Friday, May 31, 2013

late may


Today, talking with a friend, I said, “I don’t know who I am right now.” I’ve been thinking a lot about the time I spent abroad--it’s been six months that I’ve been home, and realizing it aches. It hurts. I’m glad to be with people who matter to me. I’m glad to be at school. I’m glad to be where I am, in intense bursts. I’m glad I’ve met who I’ve met. I’ve been reintroduced to beauty, to goodness, to just enough reality to paralyze me out of choosing. Where will you go? I don’t know. What will you do? I don’t know. What will you write? ... I don’t know.

When I was in Paris, it was near Christmas, and walking down the Champs-Elysees in cold, wet shoes, after having gotten rained on heavily, mercilessly, after having gotten lost for two hours in the city looking for the Eiffel Tower, I felt like the light reflecting off water caught in gutters after the downpour. I loved the smell of wine in the air, warm, earthy, spiced for the season. I felt like things could grow out of the air, drop from the sky. Appear out of stars. Things could rearrange around me, air could be a cocoon for me. I felt comfortable; myself. I felt as though, walking the old streets, naive and moon-faced, I could slouch my way to heaven. There is a contentedness that beats deep in the heart, and for one night in Paris, it was mine. 
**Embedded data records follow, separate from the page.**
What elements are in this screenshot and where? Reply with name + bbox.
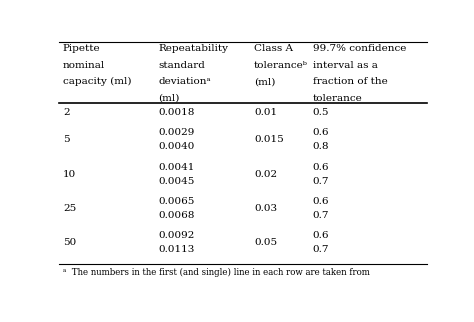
Text: deviationᵃ: deviationᵃ xyxy=(158,77,211,86)
Text: 0.0041: 0.0041 xyxy=(158,163,195,172)
Text: 5: 5 xyxy=(63,135,70,144)
Text: 0.0068: 0.0068 xyxy=(158,211,195,220)
Text: 0.05: 0.05 xyxy=(254,238,277,247)
Text: 50: 50 xyxy=(63,238,76,247)
Text: toleranceᵇ: toleranceᵇ xyxy=(254,61,308,70)
Text: tolerance: tolerance xyxy=(313,94,363,103)
Text: 0.6: 0.6 xyxy=(313,197,329,206)
Text: 0.0029: 0.0029 xyxy=(158,128,195,137)
Text: Repeatability: Repeatability xyxy=(158,44,228,53)
Text: (ml): (ml) xyxy=(254,77,275,86)
Text: 0.0113: 0.0113 xyxy=(158,245,195,254)
Text: 0.7: 0.7 xyxy=(313,211,329,220)
Text: 0.015: 0.015 xyxy=(254,135,284,144)
Text: 0.0092: 0.0092 xyxy=(158,231,195,240)
Text: (ml): (ml) xyxy=(158,94,180,103)
Text: Class A: Class A xyxy=(254,44,293,53)
Text: 2: 2 xyxy=(63,108,70,117)
Text: fraction of the: fraction of the xyxy=(313,77,387,86)
Text: 0.7: 0.7 xyxy=(313,245,329,254)
Text: ᵃ  The numbers in the first (and single) line in each row are taken from: ᵃ The numbers in the first (and single) … xyxy=(63,268,370,277)
Text: 0.6: 0.6 xyxy=(313,231,329,240)
Text: standard: standard xyxy=(158,61,205,70)
Text: 0.0065: 0.0065 xyxy=(158,197,195,206)
Text: nominal: nominal xyxy=(63,61,105,70)
Text: 0.8: 0.8 xyxy=(313,142,329,151)
Text: capacity (ml): capacity (ml) xyxy=(63,77,131,86)
Text: 99.7% confidence: 99.7% confidence xyxy=(313,44,406,53)
Text: 0.7: 0.7 xyxy=(313,177,329,186)
Text: Pipette: Pipette xyxy=(63,44,100,53)
Text: 0.0045: 0.0045 xyxy=(158,177,195,186)
Text: 10: 10 xyxy=(63,170,76,179)
Text: 0.6: 0.6 xyxy=(313,163,329,172)
Text: interval as a: interval as a xyxy=(313,61,378,70)
Text: 0.02: 0.02 xyxy=(254,170,277,179)
Text: 0.6: 0.6 xyxy=(313,128,329,137)
Text: 0.01: 0.01 xyxy=(254,108,277,117)
Text: 0.03: 0.03 xyxy=(254,204,277,213)
Text: 0.0018: 0.0018 xyxy=(158,108,195,117)
Text: 0.5: 0.5 xyxy=(313,108,329,117)
Text: 0.0040: 0.0040 xyxy=(158,142,195,151)
Text: 25: 25 xyxy=(63,204,76,213)
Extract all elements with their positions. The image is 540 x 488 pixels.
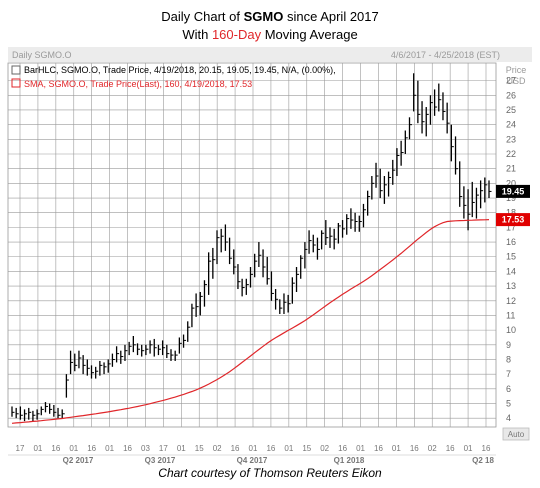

Sometimes I am suffocated by the force of my own want, what will not stop. That every small thing I do on purpose might be done to be known more. I returned home from school after having a poem workshopped the other day, and exited the car, stood in the middle of the street. I couldn’t tell if I was disappointed in myself or my writing. If I was confused in myself or my writing. Have I lost hope in myself, or in my writing? Do I not see myself going anywhere, or do I not see my writing going anywhere? I don’t know. But I know I’m willing to stare into darkness. Something is always emerging in it, of it, folding it into something, someone is always good to show me what’s in it.  The secret to islands, I wrote while in England, is that there’s an ocean floor.

I think I am the one who feels too much, who admires aimlessly, selfishly, who revisits and revisits life after it has happened out of some need to rearrange, to steep, to arrive at an undeserved peace. 

I’m sorry I haven’t written in so long. I’m revisiting London in stories. I graduate in a year. A year to cure my skin, so I can do something new, so I can take real steps to a real place and maybe become somebody, if only to myself. It’s been six months since I was abroad but I am abroad every day. I think I’m going to be abroad forever, at least a little bit.